すべて美味しかったけど、主人に 「どれがいちばん好き?」 ってたずねたら、ちょっと考えて、「栗かな」 ですって (^^)。
栗のお菓子は手がかかりますよね。蒸すかゆでるかして中身をほじくり出す。あれは大変な作業。
この本にも栗のお菓子の話が載っていて、それは上野千鶴子さんの 「和菓子」 という章。
洛北 (京都の北部) に、丹波栗の季節の3ヶ月間だけ、それも予約のみ、ばら売りはせず10個単位でしか売らない栗かのこがあるそうです。高齢のご夫婦が、大ぶりの丹波栗をゆでて中身をかき出し、べつに炊いた丹波小豆の餡とまぜて茶巾絞りにしただけのお菓子。

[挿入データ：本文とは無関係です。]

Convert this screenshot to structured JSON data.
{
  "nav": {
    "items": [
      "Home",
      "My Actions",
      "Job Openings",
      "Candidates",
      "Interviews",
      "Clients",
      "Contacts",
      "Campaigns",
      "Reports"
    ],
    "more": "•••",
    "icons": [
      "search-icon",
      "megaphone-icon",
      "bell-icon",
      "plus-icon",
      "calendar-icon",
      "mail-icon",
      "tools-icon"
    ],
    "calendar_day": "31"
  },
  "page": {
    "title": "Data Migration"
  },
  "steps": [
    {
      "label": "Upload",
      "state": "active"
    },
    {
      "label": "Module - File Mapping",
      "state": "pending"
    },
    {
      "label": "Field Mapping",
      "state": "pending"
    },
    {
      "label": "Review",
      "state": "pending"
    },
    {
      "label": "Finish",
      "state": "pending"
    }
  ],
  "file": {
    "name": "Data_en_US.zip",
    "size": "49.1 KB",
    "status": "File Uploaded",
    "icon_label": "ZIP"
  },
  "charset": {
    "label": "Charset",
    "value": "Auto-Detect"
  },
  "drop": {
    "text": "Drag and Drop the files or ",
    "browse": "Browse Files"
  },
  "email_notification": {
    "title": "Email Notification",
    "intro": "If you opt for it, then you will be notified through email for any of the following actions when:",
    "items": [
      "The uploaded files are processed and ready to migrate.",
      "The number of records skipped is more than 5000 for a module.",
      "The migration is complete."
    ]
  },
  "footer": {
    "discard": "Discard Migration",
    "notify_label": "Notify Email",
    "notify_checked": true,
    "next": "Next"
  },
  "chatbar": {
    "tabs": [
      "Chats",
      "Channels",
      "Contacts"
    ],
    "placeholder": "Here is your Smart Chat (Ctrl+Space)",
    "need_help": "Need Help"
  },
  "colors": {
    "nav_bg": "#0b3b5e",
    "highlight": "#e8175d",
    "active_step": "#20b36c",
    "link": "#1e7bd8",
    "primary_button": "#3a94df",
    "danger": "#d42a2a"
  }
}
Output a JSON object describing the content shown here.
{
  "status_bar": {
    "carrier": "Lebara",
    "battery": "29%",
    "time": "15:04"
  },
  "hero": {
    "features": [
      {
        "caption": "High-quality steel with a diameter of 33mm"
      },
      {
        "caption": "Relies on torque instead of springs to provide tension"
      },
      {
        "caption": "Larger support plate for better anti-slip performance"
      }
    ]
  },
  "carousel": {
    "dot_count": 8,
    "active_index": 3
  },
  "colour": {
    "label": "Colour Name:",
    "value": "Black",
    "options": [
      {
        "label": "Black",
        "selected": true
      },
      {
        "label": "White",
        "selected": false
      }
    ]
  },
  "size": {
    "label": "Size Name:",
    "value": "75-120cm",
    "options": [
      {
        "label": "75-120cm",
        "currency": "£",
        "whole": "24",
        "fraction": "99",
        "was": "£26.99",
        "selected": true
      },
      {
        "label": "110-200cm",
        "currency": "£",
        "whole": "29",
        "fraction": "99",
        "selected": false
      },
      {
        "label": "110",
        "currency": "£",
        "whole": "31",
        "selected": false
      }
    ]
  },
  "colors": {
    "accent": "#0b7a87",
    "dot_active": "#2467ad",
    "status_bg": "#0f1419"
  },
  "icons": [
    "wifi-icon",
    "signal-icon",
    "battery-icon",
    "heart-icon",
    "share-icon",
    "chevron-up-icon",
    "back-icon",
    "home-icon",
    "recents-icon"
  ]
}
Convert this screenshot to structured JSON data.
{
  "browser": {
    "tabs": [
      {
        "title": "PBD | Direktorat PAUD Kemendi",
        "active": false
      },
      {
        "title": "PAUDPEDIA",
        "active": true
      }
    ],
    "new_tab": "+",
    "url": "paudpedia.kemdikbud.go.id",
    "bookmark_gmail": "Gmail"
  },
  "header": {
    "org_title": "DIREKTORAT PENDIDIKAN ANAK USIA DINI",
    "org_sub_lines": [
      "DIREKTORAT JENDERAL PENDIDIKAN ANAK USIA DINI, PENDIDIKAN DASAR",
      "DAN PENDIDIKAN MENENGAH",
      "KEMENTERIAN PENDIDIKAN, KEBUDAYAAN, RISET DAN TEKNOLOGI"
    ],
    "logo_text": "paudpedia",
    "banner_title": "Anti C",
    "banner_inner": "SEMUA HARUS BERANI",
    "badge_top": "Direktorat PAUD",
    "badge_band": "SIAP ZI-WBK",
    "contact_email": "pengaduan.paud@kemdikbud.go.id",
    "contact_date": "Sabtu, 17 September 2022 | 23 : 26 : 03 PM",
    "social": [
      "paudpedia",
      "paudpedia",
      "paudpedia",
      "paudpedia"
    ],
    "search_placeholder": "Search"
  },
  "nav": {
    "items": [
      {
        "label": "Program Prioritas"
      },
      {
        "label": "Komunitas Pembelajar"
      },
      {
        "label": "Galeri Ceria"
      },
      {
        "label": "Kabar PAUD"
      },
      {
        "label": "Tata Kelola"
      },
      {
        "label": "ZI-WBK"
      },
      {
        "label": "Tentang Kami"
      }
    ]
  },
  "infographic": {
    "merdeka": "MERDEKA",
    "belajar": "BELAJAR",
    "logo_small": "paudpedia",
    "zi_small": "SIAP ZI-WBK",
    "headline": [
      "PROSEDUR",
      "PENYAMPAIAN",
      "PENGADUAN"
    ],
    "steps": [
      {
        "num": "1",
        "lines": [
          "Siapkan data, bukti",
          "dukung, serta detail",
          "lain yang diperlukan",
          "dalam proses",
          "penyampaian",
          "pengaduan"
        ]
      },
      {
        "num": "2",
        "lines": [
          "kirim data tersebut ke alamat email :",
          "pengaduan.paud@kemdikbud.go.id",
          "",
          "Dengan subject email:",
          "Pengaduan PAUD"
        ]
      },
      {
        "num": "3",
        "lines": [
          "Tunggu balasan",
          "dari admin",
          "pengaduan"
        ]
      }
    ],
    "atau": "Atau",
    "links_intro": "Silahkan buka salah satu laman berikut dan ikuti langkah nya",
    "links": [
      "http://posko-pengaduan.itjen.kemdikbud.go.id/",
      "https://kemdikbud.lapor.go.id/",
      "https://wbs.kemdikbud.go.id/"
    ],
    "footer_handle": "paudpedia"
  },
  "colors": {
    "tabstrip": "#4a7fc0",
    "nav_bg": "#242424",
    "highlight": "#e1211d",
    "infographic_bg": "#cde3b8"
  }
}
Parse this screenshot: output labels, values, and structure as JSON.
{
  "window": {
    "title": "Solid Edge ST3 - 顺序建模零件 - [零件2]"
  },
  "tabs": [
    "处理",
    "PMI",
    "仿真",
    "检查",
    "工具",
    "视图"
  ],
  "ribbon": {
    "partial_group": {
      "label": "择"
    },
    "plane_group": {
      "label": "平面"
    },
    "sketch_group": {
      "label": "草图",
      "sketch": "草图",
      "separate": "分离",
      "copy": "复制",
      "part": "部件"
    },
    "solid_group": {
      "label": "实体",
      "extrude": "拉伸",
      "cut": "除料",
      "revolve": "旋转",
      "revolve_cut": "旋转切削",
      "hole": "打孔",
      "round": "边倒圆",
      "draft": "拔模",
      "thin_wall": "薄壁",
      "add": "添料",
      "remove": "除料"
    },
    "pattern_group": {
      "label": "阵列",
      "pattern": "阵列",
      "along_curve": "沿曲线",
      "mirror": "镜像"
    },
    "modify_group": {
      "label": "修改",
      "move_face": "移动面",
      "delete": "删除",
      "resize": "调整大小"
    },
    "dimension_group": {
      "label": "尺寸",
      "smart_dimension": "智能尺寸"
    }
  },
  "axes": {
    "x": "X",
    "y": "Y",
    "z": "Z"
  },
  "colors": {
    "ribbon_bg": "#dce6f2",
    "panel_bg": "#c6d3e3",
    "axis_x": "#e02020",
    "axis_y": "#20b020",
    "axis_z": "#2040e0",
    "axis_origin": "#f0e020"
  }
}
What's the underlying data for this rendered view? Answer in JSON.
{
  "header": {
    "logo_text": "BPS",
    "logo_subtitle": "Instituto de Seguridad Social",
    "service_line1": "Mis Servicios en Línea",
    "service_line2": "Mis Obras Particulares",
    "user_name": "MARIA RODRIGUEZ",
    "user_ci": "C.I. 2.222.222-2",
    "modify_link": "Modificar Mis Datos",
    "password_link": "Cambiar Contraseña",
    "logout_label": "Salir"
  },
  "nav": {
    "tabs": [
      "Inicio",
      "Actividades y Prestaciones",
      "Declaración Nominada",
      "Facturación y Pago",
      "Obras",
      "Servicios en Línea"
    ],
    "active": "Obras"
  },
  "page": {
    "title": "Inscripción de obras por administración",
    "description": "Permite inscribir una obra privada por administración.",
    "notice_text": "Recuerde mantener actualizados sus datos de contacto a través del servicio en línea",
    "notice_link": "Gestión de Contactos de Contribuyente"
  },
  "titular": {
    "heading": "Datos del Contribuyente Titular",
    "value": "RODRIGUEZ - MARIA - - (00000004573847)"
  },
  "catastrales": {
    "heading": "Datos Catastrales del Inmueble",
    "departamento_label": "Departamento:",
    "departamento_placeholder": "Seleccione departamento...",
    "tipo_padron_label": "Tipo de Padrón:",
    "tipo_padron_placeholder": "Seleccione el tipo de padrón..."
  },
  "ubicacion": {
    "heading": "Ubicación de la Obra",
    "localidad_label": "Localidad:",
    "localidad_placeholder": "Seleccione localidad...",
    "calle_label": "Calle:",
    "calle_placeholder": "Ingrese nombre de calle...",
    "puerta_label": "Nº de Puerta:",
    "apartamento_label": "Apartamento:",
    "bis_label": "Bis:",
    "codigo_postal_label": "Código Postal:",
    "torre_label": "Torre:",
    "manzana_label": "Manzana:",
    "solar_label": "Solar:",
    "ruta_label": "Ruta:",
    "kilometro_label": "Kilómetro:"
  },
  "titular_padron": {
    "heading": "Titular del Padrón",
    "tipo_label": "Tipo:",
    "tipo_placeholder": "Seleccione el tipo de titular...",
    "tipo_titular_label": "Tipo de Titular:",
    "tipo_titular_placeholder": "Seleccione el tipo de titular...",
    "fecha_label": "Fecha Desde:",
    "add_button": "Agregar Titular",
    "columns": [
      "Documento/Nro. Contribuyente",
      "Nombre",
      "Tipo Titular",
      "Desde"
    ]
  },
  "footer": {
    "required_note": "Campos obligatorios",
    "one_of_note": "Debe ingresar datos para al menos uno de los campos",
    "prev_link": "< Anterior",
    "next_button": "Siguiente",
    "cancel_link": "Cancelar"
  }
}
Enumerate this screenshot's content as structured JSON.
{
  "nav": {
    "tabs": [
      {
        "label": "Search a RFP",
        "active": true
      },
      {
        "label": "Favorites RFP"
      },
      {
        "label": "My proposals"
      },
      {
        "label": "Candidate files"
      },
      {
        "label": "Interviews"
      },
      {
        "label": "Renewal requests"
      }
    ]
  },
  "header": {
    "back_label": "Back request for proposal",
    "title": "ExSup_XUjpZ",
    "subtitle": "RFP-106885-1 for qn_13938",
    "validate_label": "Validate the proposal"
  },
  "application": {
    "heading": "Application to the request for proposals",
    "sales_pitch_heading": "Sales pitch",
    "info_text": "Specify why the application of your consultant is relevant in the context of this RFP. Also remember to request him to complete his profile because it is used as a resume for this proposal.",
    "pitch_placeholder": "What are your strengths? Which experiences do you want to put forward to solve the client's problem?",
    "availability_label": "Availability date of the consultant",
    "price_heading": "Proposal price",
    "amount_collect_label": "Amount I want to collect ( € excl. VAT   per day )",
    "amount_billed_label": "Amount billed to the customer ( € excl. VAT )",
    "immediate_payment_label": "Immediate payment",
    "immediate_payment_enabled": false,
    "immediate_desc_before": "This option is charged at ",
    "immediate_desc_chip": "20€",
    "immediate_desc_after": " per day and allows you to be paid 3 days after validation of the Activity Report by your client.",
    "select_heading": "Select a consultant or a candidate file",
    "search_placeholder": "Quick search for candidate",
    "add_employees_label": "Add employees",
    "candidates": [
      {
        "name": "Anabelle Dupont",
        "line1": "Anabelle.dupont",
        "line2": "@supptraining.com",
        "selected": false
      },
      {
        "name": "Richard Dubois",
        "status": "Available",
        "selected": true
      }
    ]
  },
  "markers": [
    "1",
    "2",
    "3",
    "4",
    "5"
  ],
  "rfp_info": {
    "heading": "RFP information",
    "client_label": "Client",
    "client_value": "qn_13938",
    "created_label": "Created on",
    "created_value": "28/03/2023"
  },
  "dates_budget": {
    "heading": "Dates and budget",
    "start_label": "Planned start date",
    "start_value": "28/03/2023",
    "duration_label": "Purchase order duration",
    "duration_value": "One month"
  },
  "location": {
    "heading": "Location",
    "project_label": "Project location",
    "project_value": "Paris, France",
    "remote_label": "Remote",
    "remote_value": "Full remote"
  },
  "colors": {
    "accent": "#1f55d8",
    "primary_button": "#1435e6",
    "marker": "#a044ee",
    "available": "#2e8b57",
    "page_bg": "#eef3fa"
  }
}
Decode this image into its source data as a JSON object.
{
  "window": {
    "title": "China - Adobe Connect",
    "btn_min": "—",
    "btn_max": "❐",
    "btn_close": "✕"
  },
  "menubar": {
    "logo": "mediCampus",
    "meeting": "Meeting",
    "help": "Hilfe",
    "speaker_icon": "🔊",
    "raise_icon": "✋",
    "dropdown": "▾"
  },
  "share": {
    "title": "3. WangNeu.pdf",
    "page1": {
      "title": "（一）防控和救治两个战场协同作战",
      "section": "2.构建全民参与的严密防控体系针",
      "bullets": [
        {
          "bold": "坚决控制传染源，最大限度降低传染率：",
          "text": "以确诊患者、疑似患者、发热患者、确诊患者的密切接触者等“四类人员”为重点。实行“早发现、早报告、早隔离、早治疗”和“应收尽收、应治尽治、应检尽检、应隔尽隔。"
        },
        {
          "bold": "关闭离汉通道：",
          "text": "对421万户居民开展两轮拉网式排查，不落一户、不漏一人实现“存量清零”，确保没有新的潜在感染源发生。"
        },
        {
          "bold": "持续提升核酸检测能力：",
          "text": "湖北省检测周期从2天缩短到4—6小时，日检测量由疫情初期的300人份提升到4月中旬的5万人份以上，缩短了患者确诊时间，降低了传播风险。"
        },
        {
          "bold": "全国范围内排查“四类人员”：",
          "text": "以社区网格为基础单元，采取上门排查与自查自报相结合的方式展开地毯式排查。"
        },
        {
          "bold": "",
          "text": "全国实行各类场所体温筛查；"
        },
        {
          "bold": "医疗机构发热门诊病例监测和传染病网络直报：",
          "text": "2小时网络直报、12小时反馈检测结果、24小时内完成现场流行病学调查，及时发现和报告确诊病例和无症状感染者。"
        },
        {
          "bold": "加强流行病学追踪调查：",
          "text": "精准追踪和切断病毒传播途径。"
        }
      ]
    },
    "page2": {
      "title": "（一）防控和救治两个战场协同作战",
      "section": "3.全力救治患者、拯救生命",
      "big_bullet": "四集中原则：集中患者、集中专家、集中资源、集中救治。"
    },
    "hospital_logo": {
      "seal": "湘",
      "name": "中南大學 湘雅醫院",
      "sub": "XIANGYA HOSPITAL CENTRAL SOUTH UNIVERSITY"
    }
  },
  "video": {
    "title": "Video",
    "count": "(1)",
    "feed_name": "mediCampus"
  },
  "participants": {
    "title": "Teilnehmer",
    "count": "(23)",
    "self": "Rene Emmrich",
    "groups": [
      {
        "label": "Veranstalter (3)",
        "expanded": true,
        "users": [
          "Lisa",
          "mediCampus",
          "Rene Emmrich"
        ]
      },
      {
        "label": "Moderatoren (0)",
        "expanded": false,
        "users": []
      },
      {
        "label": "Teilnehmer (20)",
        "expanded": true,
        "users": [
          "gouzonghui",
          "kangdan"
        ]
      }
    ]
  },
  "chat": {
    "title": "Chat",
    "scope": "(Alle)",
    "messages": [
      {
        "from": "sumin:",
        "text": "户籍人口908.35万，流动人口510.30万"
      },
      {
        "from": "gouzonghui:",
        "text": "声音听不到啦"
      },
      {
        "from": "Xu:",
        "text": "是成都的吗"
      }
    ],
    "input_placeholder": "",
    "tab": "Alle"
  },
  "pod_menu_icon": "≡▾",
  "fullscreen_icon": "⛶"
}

美味しそうですねぇ。ただお店の名前は載っていませんから、探し当てるのが難しそう。
この本の後半になると、「粒あん派か、こしあん派か」 という大問題が提起されます (^^)。
たとえば、東海林さだおさんは、「人間の分類の仕方にはいろいろあるが、人間を 『粒アン派』 と 『こしアン派』 の二つに大別しようとしている人類学者さえいる。(ような気がする)」 と言っています。
また荒俣宏さんは、「上品な漉し餡はどうもいけない。あずきの皮が見えていないと、餡を食べた気がしないのだ」 と。
そしてまた林望さんはと言うと、「私はどうでも 『こしあん』 でなければいやである。あの豆の皮を含んだ 『つぶしあん』 というものは、なんだか鬱陶しい」 そうです。
宮沢章夫さんは、「はっきり言明しておく。誰になんと言われようと私は 『つぶあん派』 だ」。
読んでいて笑えてくるくらい、みなさん真剣に 「あんこ」 について語っていらっしゃる。
親子で出ているのは、幸田文さんと青木玉さんでした。
あー、おかしい本でした (^^)。